Unfortunately, Eilor would have to try harder, or Cuthah would be in the market for an upgrade. Eilor had killed one soul mate—and lost two. Unacceptable.
“Two,” Cuthah repeated, because he’d already had this conversation once. He kept his voice flat and unemotional. The facts were all that mattered right now, and the fact was that Eilor had got it all wrong.
“I got one,” Eilor pointed out, clearly not wanting to be shortchanged. “Ming John.” He, too, believed facts were facts.
“And lost two. Pelinor Arden and Mischka Baran.”
“I’ll find them.” Eilor would. There weren’t too many places a human could hide from the likes of him, even in the heart of the Goblin empire. Sooner or later, he’d catch up with them. And he’d kill them. It was all really quite simple.
It was still deliciously ironic, however, that the fallen angels running around on Earth had no clue that Michael really had left them a back door, a chance for redemption. Cuthah was doing all he could to keep it that way—and close the door for good.
There were three more names on Eilor’s current list. One down. Five to go. If the bloodline was in doubt, Cuthah still ordered the killings. If a few innocent females happened to end up on the wrong end of a blade, well, they were martyrs for the greater good. Cuthah had no doubt they’d be rewarded. Just not by him. Not now.
He stared at the bleeding rogue. Unfortunately, punishment just didn’t seem to stick with Eilor.

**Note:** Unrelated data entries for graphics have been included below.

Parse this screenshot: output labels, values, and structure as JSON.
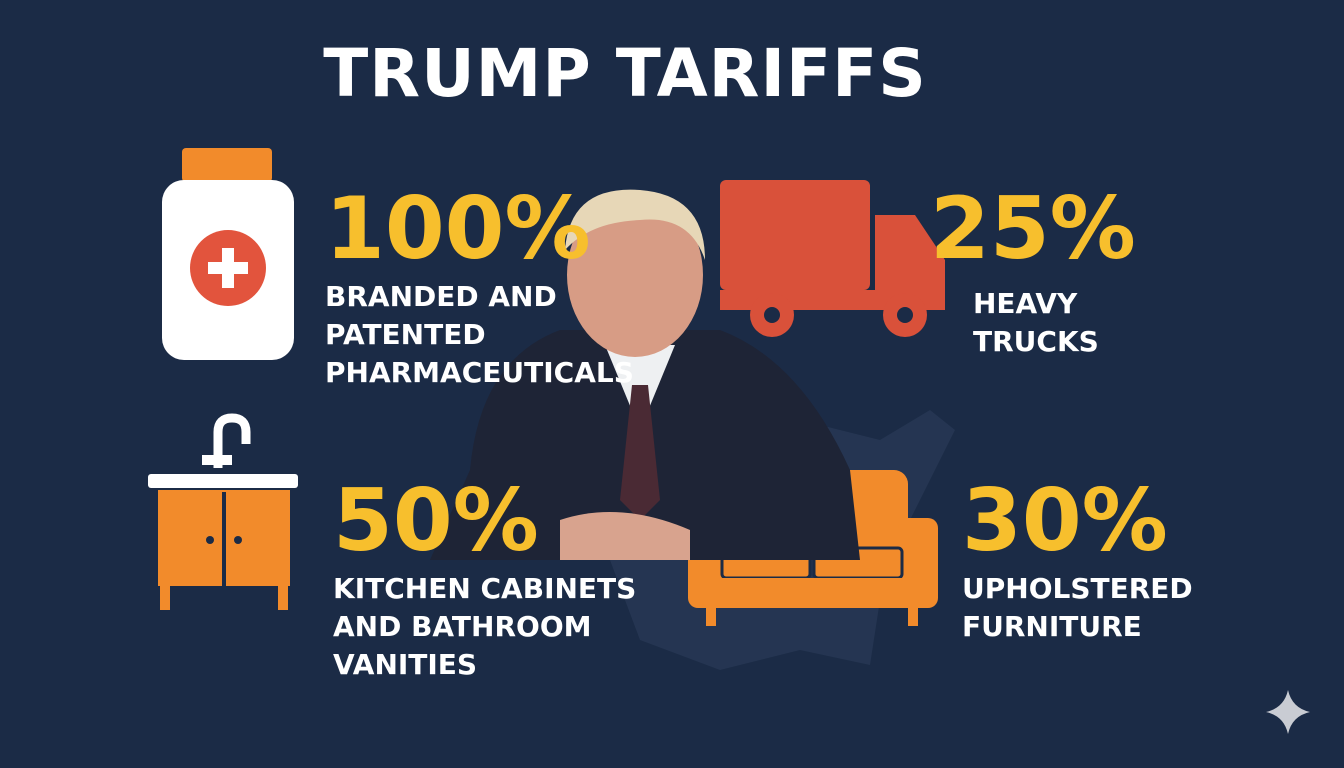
{
  "title": "TRUMP TARIFFS",
  "items": [
    {
      "rate": "100%",
      "label": [
        "BRANDED AND",
        "PATENTED",
        "PHARMACEUTICALS"
      ]
    },
    {
      "rate": "25%",
      "label": [
        "HEAVY",
        "TRUCKS"
      ]
    },
    {
      "rate": "50%",
      "label": [
        "KITCHEN CABINETS",
        "AND BATHROOM",
        "VANITIES"
      ]
    },
    {
      "rate": "30%",
      "label": [
        "UPHOLSTERED",
        "FURNITURE"
      ]
    }
  ]
}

He seemed to thrive on his punishments and see them as some sign of favor.
Really, it made his job that much more difficult.
Cuthah flicked a finger casually, opening another thin slice in the rogue’s skin, watching closer. When he saw the flicker of pain in the other’s eye, he decided that might be enough. Finally. Eilor was bleeding from the wounds Cuthah had inflicted. The ribbons of pain that colored the rogue’s aura were delicious, but—he looked down—he woul
d need to replace the floor. Things had got rather messy this time.

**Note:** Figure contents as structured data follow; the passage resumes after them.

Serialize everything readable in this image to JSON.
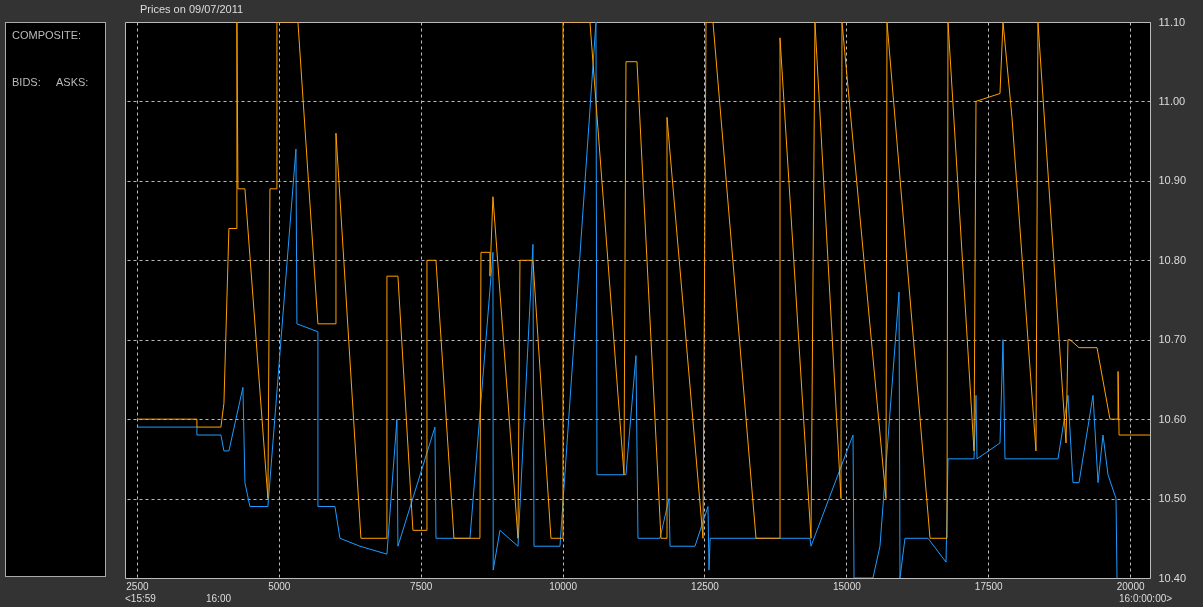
{
  "chart_data": {
    "type": "line",
    "title": "Prices on 09/07/2011",
    "annotations": [
      "COMPOSITE:",
      "BIDS:",
      "ASKS:",
      "<15:59",
      "16:00",
      "16:0:00:00>"
    ],
    "xlim": [
      2290,
      20350
    ],
    "xticks": [
      2500,
      5000,
      7500,
      10000,
      12500,
      15000,
      17500,
      20000
    ],
    "ylim": [
      10.4,
      11.1
    ],
    "yticks": [
      {
        "value": 10.4,
        "label": "10.40"
      },
      {
        "value": 10.5,
        "label": "10.50"
      },
      {
        "value": 10.6,
        "label": "10.60"
      },
      {
        "value": 10.7,
        "label": "10.70"
      },
      {
        "value": 10.8,
        "label": "10.80"
      },
      {
        "value": 10.9,
        "label": "10.90"
      },
      {
        "value": 11.0,
        "label": "11.00"
      },
      {
        "value": 11.1,
        "label": "11.10"
      }
    ],
    "grid": true,
    "line_style": "solid",
    "series": [
      {
        "color": "#1e9bff",
        "x": [
          2500,
          3557,
          3557,
          3980,
          4033,
          4121,
          4368,
          4403,
          4491,
          4808,
          5302,
          5319,
          5689,
          5689,
          5989,
          6077,
          6430,
          6905,
          7081,
          7099,
          7751,
          7769,
          8368,
          8773,
          8778,
          8896,
          9214,
          9478,
          9496,
          9954,
          10588,
          10606,
          11117,
          11293,
          11328,
          11716,
          11875,
          11893,
          12333,
          12562,
          12580,
          12600,
          14359,
          14377,
          15117,
          15135,
          15469,
          15592,
          15928,
          15945,
          16033,
          16438,
          16756,
          16791,
          17249,
          17284,
          17302,
          17707,
          17760,
          17795,
          18729,
          18905,
          18993,
          19099,
          19346,
          19434,
          19522,
          19610,
          19751,
          19769
        ],
        "values": [
          10.59,
          10.59,
          10.58,
          10.58,
          10.56,
          10.56,
          10.64,
          10.52,
          10.49,
          10.49,
          10.94,
          10.72,
          10.71,
          10.49,
          10.49,
          10.45,
          10.44,
          10.43,
          10.6,
          10.44,
          10.59,
          10.45,
          10.45,
          10.81,
          10.41,
          10.46,
          10.44,
          10.82,
          10.44,
          10.44,
          11.1,
          10.53,
          10.53,
          10.68,
          10.45,
          10.45,
          10.5,
          10.44,
          10.44,
          10.49,
          10.41,
          10.45,
          10.45,
          10.44,
          10.58,
          10.4,
          10.4,
          10.44,
          10.76,
          10.4,
          10.45,
          10.45,
          10.42,
          10.55,
          10.55,
          10.63,
          10.55,
          10.57,
          10.7,
          10.55,
          10.55,
          10.63,
          10.52,
          10.52,
          10.63,
          10.52,
          10.58,
          10.53,
          10.5,
          10.4
        ]
      },
      {
        "color": "#ffa000",
        "x": [
          2500,
          3557,
          3557,
          3980,
          4033,
          4121,
          4262,
          4262,
          4280,
          4403,
          4808,
          4844,
          4967,
          4967,
          5337,
          5689,
          6007,
          6007,
          6447,
          6905,
          6905,
          7099,
          7363,
          7610,
          7610,
          7769,
          8086,
          8544,
          8562,
          8720,
          8720,
          8773,
          9214,
          9249,
          9478,
          9795,
          10007,
          10007,
          10482,
          11082,
          11117,
          11311,
          11734,
          11840,
          11840,
          12474,
          12527,
          12650,
          13408,
          13831,
          13831,
          14377,
          14447,
          14905,
          14923,
          15698,
          15716,
          16474,
          16773,
          16791,
          17249,
          17284,
          17707,
          17760,
          17918,
          18341,
          18376,
          18870,
          18905,
          18940,
          19099,
          19134,
          19416,
          19645,
          19787,
          19787,
          19805,
          20350
        ],
        "values": [
          10.6,
          10.6,
          10.59,
          10.59,
          10.62,
          10.84,
          10.84,
          11.1,
          10.89,
          10.89,
          10.5,
          10.89,
          10.89,
          11.1,
          11.1,
          10.72,
          10.72,
          10.96,
          10.45,
          10.45,
          10.78,
          10.78,
          10.46,
          10.46,
          10.8,
          10.8,
          10.45,
          10.45,
          10.81,
          10.81,
          10.78,
          10.88,
          10.45,
          10.8,
          10.8,
          10.45,
          10.45,
          11.1,
          11.1,
          10.53,
          11.05,
          11.05,
          10.45,
          10.45,
          10.98,
          10.45,
          11.1,
          11.1,
          10.45,
          10.45,
          11.08,
          10.45,
          11.1,
          10.5,
          11.1,
          10.5,
          11.1,
          10.45,
          10.45,
          11.1,
          10.56,
          11.0,
          11.01,
          11.1,
          10.98,
          10.56,
          11.1,
          10.57,
          10.7,
          10.7,
          10.69,
          10.69,
          10.69,
          10.6,
          10.6,
          10.66,
          10.58,
          10.58
        ]
      }
    ]
  }
}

The little human Eilor had collected earlier seemed horrified by the whole proceeding. She’d started by screaming—too loudly, so Eilor had been forced to hit her sooner than he wanted—and had finally subsided into terrified whimpers. Really, she seemed to think that someone would come to rescue her. Her naivety was delightful.
Still, perhaps it was time to check Eilor’s violence. After all, eventually even Michael would notice and might start asking questions.

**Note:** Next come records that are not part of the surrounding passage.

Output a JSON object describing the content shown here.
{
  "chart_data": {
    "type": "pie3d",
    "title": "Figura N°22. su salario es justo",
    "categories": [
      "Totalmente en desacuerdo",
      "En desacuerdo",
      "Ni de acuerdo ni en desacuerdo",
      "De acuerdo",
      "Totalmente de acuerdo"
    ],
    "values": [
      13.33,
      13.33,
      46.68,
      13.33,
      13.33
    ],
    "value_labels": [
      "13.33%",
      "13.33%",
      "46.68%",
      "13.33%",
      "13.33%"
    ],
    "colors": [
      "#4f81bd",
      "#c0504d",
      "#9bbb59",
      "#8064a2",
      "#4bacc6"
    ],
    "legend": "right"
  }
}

“Just so we’re clear…,” Cuthah repeated calmly, because with rogues you couldn’t be too clear. They tended to go haring off on their own quests, which was yet another disadvantage of using the insane to do your work. All that delightful brutality was paired with a childlike predictability, when it came to distraction. “You’re going to go back to M City and you’re going to find these two you lost. Find them, Eilor.” He held up a cautionary finger. “Or I’ll be very displeased. Again. I’ve Michael to placate as well, unless you’d like the archangel sticking his unwelcome nose into our little business. What he doesn’t know doesn’t hurt us, but imagine where his interest would lead.”
The human whimpered. Again. Really, she was getting too tiresome. They all lived such protected lives that they caved at the first sign of violence. This one might have been related to one of the Fallen. Or not. Cuthah did not care particularly. She was still young and that meant that Eilor had broken her easily. Plus, she had a most exquisite sense of pain.
As he watched, Eilor picked up her hand, gently twisting her forearm. Blood streaked down the pale skin. “Lovely,” Cuthah said absentmindedly. “A pity that I really do have to leave you now. And that I am in such a rush today. Perhaps another time? No?” He chuckled when she flinched, unable to control the telltale sign.
Eilor pressed a kiss against the raw flesh.